Hugh Jackman is synonymous with Wolverine, even after retiring from the role, which he first played in the year 2000. But did you know that Jackman was cast at the very last moment, after filming had begun on the first X-Men movie, and the actor originally cast in the role — Dougray Scott — had to drop out?
On Jackman’s 52nd birthday, here’s the story of how he got the role, and the indirect involvement of Tom Cruise in influencing his casting.
Dougray Scott was filming Mission: Impossible II and was supposed to jump onto X-Men immediately after finishing the film, but due to production delays, M:I 2 got pushed, and 20th Century Fox, which was depending heavily on the success of X-Men, could no longer wait for him and cast the relatively unknown Jackman as his replacement.
“The shoot has gone longer than expected, and Scott lost a few days with a shoulder injury,” a Variety report from 2000 said.
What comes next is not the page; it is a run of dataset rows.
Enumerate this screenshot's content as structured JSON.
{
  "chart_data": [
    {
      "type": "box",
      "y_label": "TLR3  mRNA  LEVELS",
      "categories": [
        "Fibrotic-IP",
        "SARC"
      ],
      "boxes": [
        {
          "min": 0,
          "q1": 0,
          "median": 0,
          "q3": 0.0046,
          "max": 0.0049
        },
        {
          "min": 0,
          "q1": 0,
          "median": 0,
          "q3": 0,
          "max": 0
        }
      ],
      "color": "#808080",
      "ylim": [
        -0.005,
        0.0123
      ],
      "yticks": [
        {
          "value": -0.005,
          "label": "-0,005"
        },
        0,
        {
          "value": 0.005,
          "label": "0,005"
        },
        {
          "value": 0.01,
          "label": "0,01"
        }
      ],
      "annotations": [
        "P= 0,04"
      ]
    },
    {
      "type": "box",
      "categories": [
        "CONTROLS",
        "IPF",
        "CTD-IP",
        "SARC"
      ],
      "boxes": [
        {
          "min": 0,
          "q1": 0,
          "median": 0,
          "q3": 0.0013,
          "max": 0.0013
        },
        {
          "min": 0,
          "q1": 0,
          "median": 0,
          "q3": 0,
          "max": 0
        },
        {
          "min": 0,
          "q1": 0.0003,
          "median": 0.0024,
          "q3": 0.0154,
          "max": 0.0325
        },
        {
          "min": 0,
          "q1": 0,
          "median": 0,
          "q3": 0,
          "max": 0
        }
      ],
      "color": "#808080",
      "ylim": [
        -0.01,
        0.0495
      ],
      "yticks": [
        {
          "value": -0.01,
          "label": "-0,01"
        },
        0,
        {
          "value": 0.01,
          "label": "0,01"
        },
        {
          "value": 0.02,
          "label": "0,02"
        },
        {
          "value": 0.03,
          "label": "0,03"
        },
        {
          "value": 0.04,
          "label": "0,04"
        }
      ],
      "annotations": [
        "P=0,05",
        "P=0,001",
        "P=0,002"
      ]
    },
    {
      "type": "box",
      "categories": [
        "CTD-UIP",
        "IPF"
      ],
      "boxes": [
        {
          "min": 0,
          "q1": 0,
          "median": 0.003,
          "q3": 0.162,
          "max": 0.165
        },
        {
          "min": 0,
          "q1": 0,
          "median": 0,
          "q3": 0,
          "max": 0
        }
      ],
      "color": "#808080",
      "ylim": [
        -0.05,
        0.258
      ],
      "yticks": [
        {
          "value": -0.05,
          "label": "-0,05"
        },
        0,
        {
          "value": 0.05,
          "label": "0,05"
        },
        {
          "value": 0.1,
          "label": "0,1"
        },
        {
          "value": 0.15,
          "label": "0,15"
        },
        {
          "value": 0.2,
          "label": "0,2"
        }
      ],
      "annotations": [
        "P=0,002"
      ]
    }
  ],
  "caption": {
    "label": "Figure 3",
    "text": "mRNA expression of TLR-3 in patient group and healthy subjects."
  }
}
Director Bryan Singer even pushed Scott’s scenes to buy more time, but that didn’t work out. The report continued, “Even though X-Men had begun production late last month, Fox was holding out hope until the last minute that Paramount would be able to give a stop date for Scott on M:I:2 so he could join the cast in Toronto this week. In the whirlwind casting change, Jackman’s deal was finalized late last week so he could be fitted for his claws over the weekend. He will begin rehearsals and action choreography today.”
In an interview to the Daily Telegraph, Scott put the blame squarely on Tom Cruise. “Tom Cruise didn’t let me do it,” he said. “We were doing Mission: Impossible and he was like, ‘You’ve got to stay and finish the film’ and I said I will, but I’ll go and do that as well. For whatever reason he said I couldn’t. He was a very powerful guy. Other people were doing everything to make it work.”
In an interview to The Daily Beast, Jackman said he’d auditioned for the part, but was offered it a full nine months later. “I actually got the part nine months after I’d first auditioned for it. I only went back and auditioned again after Dougray got caught up on Mission: Impossible II, so I had no idea who was going for it nor did I expect to get it,” he said. Scott holds nothing against Jackman. “I love what Hugh did with it,” he said. “He’s a lovely guy.”
Jackman concluded his run as Wolverine with 2017’s Logan, which made over $600 million worldwide and received an Oscar nomination for Best Adapted Screenplay.